“From ‘boat people’ to ‘illegals’: Transnational criminal law as an anti-development policy.”

 Spain, Italy and Malta have become the frontlines for irregular maritime migration from North Africa into Europe. European policy responses have focussed on maritime interdiction, non-entrée measures, repatriation agreements and a modest expansion of guest worker programs – in that order. Smuggling migrants across national boundaries is simply a business: it will continue so long as there is demand. While the roots of migrant smuggling lie in conflict, instability and poverty, the policy space surrounding it has become foremost one of border security rather than development. Even where there is a twin-track political commitment to combating irregular migration and promoting development, the emphasis remains on the former. Criminalising irregular migration is not only a fundamentally mistaken policy tool for addressing this challenge, it is an anti-development policy.

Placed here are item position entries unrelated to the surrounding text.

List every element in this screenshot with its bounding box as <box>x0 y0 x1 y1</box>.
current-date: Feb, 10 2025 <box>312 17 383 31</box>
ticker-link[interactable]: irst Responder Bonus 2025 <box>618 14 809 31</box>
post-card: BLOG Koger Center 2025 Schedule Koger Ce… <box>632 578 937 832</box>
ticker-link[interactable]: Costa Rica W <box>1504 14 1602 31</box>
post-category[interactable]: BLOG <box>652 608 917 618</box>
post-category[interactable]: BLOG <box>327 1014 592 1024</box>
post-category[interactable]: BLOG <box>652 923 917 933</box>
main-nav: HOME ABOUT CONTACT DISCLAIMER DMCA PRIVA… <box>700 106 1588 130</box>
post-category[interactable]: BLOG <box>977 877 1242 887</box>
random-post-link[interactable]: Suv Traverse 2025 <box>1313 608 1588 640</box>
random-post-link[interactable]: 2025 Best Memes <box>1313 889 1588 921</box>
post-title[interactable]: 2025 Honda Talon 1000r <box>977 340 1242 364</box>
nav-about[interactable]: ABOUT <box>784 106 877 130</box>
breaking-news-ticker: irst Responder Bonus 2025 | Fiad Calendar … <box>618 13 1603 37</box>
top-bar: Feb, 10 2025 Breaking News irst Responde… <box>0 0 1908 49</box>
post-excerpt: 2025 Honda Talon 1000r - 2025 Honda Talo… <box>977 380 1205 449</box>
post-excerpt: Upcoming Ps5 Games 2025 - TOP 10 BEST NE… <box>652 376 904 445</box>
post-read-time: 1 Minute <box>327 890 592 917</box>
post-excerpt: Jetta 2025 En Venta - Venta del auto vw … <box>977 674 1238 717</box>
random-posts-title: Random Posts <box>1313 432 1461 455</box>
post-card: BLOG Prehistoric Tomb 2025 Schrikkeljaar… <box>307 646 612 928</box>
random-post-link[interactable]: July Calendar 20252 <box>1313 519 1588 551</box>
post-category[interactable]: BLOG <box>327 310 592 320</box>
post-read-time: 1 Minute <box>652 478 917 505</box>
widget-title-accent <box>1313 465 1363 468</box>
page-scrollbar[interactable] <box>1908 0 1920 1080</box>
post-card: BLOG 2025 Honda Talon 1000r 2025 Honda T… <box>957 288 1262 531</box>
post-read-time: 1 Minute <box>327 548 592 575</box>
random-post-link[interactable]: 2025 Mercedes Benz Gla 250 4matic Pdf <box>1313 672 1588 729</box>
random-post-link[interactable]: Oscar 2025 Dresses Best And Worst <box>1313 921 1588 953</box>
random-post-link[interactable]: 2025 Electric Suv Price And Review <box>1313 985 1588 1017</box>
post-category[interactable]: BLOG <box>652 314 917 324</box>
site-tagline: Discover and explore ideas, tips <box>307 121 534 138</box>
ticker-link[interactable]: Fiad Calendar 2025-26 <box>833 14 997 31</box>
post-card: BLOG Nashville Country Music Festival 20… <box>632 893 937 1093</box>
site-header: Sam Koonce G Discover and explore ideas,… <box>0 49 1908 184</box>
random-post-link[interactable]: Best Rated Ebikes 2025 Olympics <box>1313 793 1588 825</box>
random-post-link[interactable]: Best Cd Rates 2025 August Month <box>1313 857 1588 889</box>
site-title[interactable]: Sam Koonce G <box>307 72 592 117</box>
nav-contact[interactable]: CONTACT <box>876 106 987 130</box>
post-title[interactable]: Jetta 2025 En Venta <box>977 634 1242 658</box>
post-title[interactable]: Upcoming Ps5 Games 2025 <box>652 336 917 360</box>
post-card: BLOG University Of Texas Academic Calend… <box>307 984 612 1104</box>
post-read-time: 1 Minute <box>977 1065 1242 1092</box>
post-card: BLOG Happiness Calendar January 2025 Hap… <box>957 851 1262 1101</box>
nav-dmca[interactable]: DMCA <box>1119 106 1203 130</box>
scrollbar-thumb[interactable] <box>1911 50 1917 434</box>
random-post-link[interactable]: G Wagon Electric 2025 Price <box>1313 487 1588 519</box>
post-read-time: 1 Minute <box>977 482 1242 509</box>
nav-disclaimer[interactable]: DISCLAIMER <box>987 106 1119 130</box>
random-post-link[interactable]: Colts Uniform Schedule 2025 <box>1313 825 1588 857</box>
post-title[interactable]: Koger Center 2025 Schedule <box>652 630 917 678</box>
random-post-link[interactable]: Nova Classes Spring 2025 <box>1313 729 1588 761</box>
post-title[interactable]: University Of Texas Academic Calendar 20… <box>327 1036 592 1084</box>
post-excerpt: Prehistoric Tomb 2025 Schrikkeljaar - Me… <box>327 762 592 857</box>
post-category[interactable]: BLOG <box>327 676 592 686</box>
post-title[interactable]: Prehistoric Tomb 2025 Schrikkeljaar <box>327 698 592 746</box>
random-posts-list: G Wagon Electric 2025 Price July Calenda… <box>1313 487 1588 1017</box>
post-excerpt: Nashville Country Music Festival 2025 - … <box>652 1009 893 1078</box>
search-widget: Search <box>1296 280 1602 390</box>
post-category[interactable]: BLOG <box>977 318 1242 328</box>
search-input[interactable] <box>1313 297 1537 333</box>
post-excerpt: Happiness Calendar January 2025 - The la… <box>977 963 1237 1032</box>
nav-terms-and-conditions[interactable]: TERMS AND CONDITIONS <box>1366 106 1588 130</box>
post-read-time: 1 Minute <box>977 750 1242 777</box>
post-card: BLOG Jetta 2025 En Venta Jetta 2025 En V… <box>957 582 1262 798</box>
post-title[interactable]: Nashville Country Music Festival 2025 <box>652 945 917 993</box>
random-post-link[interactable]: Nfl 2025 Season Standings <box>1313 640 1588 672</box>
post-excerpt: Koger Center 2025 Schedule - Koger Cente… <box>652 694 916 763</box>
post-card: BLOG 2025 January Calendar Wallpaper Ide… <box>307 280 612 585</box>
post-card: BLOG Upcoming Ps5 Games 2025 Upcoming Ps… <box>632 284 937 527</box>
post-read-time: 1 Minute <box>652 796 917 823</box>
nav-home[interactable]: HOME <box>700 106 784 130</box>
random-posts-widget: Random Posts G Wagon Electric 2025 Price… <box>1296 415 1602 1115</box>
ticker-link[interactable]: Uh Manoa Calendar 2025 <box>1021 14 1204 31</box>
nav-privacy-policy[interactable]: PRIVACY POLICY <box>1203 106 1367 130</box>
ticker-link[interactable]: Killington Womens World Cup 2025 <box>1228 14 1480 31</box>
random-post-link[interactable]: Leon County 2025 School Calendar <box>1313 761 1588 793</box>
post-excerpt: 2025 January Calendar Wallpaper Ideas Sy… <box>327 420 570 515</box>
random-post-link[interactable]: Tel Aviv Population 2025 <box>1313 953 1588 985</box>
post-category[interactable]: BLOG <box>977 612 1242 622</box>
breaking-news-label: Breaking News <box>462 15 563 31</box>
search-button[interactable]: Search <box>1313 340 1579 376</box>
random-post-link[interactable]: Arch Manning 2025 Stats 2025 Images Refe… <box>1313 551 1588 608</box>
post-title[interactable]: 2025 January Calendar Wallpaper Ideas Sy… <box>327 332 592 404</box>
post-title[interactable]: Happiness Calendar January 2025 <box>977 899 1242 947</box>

      The labour of irregular migrants is a necessary part of many developed economies. Economic analyses of law suggests that criminalizing migration both creates a class of cheap, rightless labour in destination States and plays a role in keeping that labour pool at a controllable level. The question raised is whether transnational criminal law helps maintain an economic system within which Southern States become “ghettoes” functioning to export low-cost, almost right-less, labour. This can be contrasted with (limited) efforts to produce structured North-South labour migration programs. The superficially incoherent policy of prioritizing criminal law over development solutions actually sustains exploitative North-South labour market relations. A unified policy space would consider this properly a matter not of illegal migration and development but of trade and development.